Kegiatan ini menghadirkan puluhan kader dari tiga organisasi mahasiswa; Himpunan Mahasiswa Islam (HMI), Pergerakan Mahasiswa Islam Indonesia (PMII), dan Ikatan Mahasiswa Muhammadiyah (IMM) Bulukumba.
Bupati yang akrab disapa Andi Utta hadir sebagai narasumber utama dan berdialog langsung dengan para aktivis hingga larut malam.
Baca Juga :
Selain Bupati Bulukumba, turut hadir narasumber lain yakni perwakilan Ketua DPRD Bulukumba dari Fraksi Partai Golkar Juandy Tandean, Kapolres Bulukumba AKBP Restu Wijayanto, serta Dandim 1411/Blk Letkol Inf. Sarman.
Dari pantauan di lokasi, Bupati Andi Utta tiba sebelum pukul 20.00 Wita setelah melakukan perjalanan panjang dari Kota Palu menuju Makassar, kemudian langsung ke Bulukumba. Kehadirannya disebut sebagai bentuk komitmen terhadap ruang dialog kepemudaan.
Bupati bahkan tetap melanjutkan diskusi hingga sekitar pukul 24.00 Wita, menunjukkan keseriusannya membuka ruang aspirasi bagi pemuda Bulukumba.
Sekretaris Umum HMI Cabang Bulukumba, Isranda, memberi apresiasi atas dedikasi tersebut.
“Beliau masih di Palu saat saya komunikasi sebelumnya, tapi tetap menyempatkan hadir. Ini bukti perhatian beliau terhadap dinamika dan aspirasi pemuda,” ujarnya.
Ketua PC PMII Bulukumba, Syaubatul Hamdi, menegaskan bahwa dialog ini bukan sekadar penanda peringatan Sumpah Pemuda, tetapi langkah nyata membangun narasi kontribusi pemuda bagi daerah.
“Ini momentum untuk memastikan suara pemuda tidak hanya berhenti di forum, tetapi termanifestasi dalam program nyata. Pemuda harus diberdayakan bersama pemerintah,” ujarnya.
Dalam pemaparannya, Bupati Andi Utta menjelaskan sejumlah sektor penggerak ekonomi daerah yang menopang PDRB Bulukumba, khususnya pertanian, perikanan, dan kelautan. Ia menyebut, keterlibatan pemuda penting dalam mengedukasi dan mengoptimalkan potensi daerah.
“Bukan hanya hadir sebagai narasumber, saya memang selalu membuka ruang dialog kapan saja.
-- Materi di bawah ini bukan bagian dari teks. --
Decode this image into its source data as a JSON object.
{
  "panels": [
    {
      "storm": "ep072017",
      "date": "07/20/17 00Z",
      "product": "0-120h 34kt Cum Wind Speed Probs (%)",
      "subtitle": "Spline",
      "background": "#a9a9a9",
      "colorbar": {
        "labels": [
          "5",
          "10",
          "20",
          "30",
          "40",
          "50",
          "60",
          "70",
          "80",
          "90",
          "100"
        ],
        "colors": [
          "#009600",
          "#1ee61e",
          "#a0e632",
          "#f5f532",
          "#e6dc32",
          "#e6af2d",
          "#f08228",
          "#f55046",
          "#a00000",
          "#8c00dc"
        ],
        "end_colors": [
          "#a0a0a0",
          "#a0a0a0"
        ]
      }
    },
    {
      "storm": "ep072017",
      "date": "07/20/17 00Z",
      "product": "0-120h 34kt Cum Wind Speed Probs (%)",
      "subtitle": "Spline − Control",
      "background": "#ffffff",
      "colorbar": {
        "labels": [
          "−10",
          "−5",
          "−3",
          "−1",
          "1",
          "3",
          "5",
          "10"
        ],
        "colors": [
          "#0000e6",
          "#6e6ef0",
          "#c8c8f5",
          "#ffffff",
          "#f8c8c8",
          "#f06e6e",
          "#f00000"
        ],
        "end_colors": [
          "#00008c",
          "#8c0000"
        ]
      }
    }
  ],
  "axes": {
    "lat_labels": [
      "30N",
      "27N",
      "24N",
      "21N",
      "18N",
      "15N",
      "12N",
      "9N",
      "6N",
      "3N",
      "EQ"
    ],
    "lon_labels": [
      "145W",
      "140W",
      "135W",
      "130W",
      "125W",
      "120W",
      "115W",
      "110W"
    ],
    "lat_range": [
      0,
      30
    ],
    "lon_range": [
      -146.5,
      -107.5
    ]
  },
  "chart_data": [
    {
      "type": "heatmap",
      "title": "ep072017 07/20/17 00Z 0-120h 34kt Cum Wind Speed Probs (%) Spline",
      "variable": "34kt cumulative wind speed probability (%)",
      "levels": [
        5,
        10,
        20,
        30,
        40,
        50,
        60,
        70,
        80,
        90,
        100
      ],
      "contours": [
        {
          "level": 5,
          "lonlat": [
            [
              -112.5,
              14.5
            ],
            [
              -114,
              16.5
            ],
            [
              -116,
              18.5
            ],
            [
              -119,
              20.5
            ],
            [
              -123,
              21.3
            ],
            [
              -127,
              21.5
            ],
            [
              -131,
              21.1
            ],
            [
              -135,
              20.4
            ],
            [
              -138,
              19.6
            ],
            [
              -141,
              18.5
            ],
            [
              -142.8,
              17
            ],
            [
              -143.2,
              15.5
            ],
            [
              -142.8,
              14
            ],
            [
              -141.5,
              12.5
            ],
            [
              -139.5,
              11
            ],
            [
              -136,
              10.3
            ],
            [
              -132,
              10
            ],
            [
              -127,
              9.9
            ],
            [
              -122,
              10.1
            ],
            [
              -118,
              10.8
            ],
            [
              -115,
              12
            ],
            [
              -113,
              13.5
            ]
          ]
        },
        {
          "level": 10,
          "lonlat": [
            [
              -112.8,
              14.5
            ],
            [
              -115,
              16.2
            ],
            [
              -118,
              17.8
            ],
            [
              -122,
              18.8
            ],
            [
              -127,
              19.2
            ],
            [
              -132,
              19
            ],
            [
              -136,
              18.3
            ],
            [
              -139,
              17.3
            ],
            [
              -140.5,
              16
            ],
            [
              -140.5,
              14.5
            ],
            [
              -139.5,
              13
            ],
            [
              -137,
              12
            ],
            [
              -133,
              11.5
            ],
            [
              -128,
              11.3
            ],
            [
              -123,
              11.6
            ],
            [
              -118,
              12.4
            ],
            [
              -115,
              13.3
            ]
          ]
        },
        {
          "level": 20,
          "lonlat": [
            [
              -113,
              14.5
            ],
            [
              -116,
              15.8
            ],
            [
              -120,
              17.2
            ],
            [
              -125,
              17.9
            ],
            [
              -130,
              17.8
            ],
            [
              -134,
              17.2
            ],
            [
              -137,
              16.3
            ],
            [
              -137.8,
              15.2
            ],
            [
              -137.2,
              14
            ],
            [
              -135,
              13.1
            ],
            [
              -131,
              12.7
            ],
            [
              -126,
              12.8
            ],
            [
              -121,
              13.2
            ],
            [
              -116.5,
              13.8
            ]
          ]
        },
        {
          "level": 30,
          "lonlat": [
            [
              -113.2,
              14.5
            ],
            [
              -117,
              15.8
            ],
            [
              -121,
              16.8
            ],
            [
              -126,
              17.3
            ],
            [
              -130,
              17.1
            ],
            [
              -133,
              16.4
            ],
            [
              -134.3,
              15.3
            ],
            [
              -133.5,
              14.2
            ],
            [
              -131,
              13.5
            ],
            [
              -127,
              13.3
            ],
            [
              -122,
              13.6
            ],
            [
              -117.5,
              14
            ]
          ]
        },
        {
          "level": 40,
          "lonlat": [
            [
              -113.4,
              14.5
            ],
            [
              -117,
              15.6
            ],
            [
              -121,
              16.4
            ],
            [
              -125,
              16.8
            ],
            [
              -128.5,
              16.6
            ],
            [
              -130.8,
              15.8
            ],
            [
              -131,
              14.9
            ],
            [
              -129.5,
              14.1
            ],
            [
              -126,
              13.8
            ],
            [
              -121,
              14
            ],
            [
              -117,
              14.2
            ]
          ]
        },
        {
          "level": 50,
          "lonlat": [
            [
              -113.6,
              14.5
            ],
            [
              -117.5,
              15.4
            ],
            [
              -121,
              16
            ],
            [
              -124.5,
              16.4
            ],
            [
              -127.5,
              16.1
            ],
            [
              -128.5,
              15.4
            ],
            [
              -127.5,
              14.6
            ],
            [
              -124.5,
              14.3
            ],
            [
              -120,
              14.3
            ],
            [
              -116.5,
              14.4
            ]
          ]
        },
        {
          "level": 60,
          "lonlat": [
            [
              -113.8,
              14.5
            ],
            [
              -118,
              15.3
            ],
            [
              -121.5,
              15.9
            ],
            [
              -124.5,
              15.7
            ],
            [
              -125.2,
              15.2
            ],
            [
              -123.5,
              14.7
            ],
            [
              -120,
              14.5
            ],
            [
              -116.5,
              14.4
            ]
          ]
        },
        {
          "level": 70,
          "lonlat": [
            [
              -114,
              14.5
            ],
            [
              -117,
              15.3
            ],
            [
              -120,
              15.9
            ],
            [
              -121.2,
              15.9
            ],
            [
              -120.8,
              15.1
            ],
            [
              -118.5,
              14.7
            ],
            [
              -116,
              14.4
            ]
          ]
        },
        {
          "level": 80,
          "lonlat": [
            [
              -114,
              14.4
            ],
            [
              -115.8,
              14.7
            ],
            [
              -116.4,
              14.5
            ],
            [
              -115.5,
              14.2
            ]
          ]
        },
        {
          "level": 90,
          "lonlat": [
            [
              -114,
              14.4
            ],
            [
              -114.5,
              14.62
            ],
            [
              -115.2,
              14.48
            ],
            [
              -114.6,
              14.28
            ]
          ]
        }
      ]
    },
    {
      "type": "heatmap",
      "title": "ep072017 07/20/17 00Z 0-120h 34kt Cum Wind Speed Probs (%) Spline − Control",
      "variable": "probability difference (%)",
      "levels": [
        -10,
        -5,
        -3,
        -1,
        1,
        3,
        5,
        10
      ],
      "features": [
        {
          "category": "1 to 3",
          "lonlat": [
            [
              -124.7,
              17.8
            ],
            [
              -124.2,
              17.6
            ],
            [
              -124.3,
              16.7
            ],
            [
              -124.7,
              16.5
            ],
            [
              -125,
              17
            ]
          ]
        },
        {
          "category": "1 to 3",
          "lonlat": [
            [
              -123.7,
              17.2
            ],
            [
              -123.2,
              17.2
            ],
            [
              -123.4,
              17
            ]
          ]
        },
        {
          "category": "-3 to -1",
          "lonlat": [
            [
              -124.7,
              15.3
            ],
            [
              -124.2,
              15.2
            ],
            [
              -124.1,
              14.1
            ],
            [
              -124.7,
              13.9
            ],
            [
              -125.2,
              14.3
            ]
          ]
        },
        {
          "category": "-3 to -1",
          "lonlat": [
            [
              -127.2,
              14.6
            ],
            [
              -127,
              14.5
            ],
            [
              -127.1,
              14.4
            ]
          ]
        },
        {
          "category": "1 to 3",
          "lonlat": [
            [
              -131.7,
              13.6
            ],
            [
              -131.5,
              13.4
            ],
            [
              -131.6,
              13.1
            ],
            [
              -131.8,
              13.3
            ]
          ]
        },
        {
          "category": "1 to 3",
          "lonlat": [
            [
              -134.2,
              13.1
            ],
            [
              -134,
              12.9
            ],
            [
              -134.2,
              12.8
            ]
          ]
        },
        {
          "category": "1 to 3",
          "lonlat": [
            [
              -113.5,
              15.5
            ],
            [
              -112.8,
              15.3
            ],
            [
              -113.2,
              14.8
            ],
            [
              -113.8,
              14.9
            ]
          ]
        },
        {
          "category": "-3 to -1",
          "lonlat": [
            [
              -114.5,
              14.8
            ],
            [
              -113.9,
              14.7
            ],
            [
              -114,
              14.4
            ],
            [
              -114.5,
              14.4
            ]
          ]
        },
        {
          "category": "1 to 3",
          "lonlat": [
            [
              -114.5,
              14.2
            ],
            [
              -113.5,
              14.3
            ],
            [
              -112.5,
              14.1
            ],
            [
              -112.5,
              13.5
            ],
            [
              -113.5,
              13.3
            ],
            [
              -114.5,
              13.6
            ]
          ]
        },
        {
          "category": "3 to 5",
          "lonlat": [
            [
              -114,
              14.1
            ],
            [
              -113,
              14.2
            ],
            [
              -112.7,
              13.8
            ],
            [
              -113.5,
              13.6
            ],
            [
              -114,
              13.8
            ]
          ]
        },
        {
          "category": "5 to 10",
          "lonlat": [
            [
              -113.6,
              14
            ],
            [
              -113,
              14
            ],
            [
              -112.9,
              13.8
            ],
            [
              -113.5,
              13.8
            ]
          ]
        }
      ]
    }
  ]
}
Kritik, saran, dan ide-ide besar dari pemuda akan selalu saya dengarkan,” tuturnya.
Bupati juga memuji militansi dan antusiasme Cipayung Plus dalam membangun tradisi intelektual di kalangan pemuda Bulukumba. Menurutnya, situasi kebangsaan saat ini membutuhkan pemuda yang bukan hanya vokal, tetapi juga mampu menawarkan solusi.
Dialog tersebut diakhiri dengan sesi tanya jawab interaktif, membahas berbagai isu, mulai dari pembangunan infrastruktur, penguatan Sumber Daya Manusia (SDM), hingga arah kebijakan daerah ke depan.